As illustrated in the plan view of FIG. 1 , the tube 200 with flexibility is disposed in an arc shape around the axis X in the tube pump 100 along an inner peripheral surface 82 a of a housing unit 82 that accommodates the first roller unit 10 and the second roller unit 20. The inner peripheral surface 82 a is a surface, which is formed in an arc shape around the axis X, along which the tube 200 is disposed. The housing unit 82 has a recessed part 82 b that is opened toward one end side along the axis X and accommodates the first roller unit 10 and the second roller unit 20.

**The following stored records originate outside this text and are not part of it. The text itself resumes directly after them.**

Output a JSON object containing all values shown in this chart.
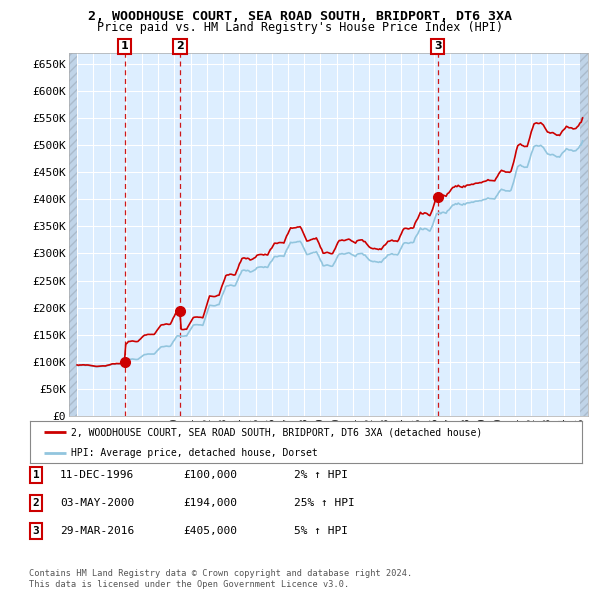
{
  "title_line1": "2, WOODHOUSE COURT, SEA ROAD SOUTH, BRIDPORT, DT6 3XA",
  "title_line2": "Price paid vs. HM Land Registry's House Price Index (HPI)",
  "ylim": [
    0,
    670000
  ],
  "yticks": [
    0,
    50000,
    100000,
    150000,
    200000,
    250000,
    300000,
    350000,
    400000,
    450000,
    500000,
    550000,
    600000,
    650000
  ],
  "ytick_labels": [
    "£0",
    "£50K",
    "£100K",
    "£150K",
    "£200K",
    "£250K",
    "£300K",
    "£350K",
    "£400K",
    "£450K",
    "£500K",
    "£550K",
    "£600K",
    "£650K"
  ],
  "xlim_start": 1993.5,
  "xlim_end": 2025.5,
  "sale_dates": [
    1996.94,
    2000.34,
    2016.24
  ],
  "sale_prices": [
    100000,
    194000,
    405000
  ],
  "sale_labels": [
    "1",
    "2",
    "3"
  ],
  "hpi_color": "#92c5de",
  "sale_color": "#cc0000",
  "legend_sale_label": "2, WOODHOUSE COURT, SEA ROAD SOUTH, BRIDPORT, DT6 3XA (detached house)",
  "legend_hpi_label": "HPI: Average price, detached house, Dorset",
  "table_entries": [
    {
      "num": "1",
      "date": "11-DEC-1996",
      "price": "£100,000",
      "hpi": "2% ↑ HPI"
    },
    {
      "num": "2",
      "date": "03-MAY-2000",
      "price": "£194,000",
      "hpi": "25% ↑ HPI"
    },
    {
      "num": "3",
      "date": "29-MAR-2016",
      "price": "£405,000",
      "hpi": "5% ↑ HPI"
    }
  ],
  "footnote": "Contains HM Land Registry data © Crown copyright and database right 2024.\nThis data is licensed under the Open Government Licence v3.0.",
  "background_color": "#ffffff",
  "plot_bg_color": "#ddeeff",
  "grid_color": "#ffffff",
  "hatch_area_color": "#c0d4e8"
}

As shown in FIG. 1 , the first roller unit 10 and the second roller unit 20 housed in the housing unit 82 rotate around the axis X along a counter-clockwise rotation direction (a direction shown by an arrow in FIG. 1 ) while being in contact with the tube 200.

As illustrated in FIG. 2 , the tube pump 100 of the present embodiment includes a first roller unit (first contact unit) 10 and a second roller unit (second contact unit) 20 that rotate about the axis X with the tube 200 being closed, a drive shaft 30 arranged on the axis X and coupled to the first roller unit 10, a drive cylinder 40 coupled to the second roller unit 20, a first drive unit 50 that transmits drive force to the drive shaft 30, a second drive unit 60 that transmits drive force to the drive cylinder 40, and a radial bearing 70.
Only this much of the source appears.